A well-manicured lawn is a symbol of wealth and pride in American culture. Obesity’s a symbol of wealth and pride in the Hawaiian culture. And beauty. I put away the rake and axe. Accept natural laws of the barren land. What I call noise, others might call music. When the wife sees a weed I’ll tell her the Navajos think of them as flowers. They don’t. But I’ll say it anyway.

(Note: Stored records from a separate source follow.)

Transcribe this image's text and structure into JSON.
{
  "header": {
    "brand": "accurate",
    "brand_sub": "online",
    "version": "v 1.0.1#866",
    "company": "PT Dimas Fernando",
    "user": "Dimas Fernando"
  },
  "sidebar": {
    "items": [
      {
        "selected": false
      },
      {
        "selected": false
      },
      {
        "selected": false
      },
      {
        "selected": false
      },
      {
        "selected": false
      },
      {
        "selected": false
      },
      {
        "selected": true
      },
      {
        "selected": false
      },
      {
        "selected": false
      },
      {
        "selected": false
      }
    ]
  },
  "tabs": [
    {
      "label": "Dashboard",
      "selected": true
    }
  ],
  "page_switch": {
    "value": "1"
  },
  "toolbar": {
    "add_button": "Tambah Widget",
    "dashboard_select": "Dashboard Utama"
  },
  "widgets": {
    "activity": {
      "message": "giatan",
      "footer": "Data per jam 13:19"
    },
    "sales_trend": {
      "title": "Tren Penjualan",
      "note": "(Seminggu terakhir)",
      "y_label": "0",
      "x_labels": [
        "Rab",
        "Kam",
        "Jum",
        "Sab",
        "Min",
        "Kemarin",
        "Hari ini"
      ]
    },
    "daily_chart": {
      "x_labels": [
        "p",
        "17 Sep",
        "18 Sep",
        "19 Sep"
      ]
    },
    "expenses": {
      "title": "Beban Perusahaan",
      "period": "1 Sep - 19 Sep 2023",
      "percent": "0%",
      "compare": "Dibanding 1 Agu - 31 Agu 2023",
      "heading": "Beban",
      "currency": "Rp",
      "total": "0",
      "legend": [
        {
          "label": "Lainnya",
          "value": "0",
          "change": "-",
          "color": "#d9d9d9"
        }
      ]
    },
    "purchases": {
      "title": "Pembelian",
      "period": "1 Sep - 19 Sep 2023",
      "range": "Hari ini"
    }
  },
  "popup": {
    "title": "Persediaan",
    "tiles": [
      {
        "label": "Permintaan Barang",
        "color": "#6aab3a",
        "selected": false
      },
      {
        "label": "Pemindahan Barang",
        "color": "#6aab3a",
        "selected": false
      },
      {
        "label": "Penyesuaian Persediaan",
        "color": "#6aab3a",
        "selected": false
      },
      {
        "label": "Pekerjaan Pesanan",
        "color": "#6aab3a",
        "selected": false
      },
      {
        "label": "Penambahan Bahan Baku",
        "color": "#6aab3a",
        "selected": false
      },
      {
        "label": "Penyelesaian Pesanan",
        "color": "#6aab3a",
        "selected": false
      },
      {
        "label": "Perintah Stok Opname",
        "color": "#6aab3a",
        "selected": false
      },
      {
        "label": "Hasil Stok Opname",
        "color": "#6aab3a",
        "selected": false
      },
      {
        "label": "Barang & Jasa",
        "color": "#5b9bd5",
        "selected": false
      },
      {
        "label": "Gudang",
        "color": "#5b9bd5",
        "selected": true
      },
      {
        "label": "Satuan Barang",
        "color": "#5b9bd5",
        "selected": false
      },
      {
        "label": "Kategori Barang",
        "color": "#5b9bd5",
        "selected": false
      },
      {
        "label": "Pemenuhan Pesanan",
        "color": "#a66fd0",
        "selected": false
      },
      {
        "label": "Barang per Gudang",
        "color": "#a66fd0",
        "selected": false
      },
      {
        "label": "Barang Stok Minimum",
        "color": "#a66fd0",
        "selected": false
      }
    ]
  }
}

Jesse Maloney is originally from Waianae HI where he loves to boogie-board. He teaches English on the Navajo Reservation in Tuba City AZ.
2 poems by Jerry Smaldone
There is nothing left
There is nothing left
Between me and nature
No leaf greener than
A ransom of gold
No wish deeper than this
Boulder strewn river hole
No heart so dark and brooding
It can’t be lifted
No time lost in borderlands
on a feather of prayer
drifted.
Our Place
Sometimes it’s a private insanity
Unapproachable noise at work
Metal wheels and brutal machinery
Nonstop traffic, constant TV, a voice
Sharp and rebuking
The quiet speaks clearly
Says open the door, to miraculous garden,
thousands of hours of tinkering on a palette
pleasing to her eye, where the wild flood
of birds rages in the brisk spring air,
celebrating their brief life with intense
Cattail meadow bombast.
Outside, I realize the time has come
To declare myself soul dimension
Protector of this low wetland
Of the fox and sparrow, rustling reeds
And baby elms, redwing diving at gray
hawk, woodpecker in the old willow,
The inseparable pair of doves that will
Always denote marriage, the wandering cats
And gathering squirrels, grackles and robins
And bright breasted finches, the gentle
Slope of runoff, ever downward to feed
The soft, wet heart of earth and the ancient
Lady apple tree, the remains of the tangled bobwire
fence, posts smoothed by age, that divide us from
Field and pond, here in the middle of ‘60’s suburbia.
From the deck, Buffalo Mountain signifies
The wilderness we run from, and beyond,
Pikes Peak, smothered in smog,
is just a dream.
Denver native Jerry Smaldone has been writing from the fair Queen City since 1969. A retired postal worker and current library page, he gavels the Skinny Chicken writer's group as sergeant at arms. His latest book, Fatto a Mano is available on Amazon.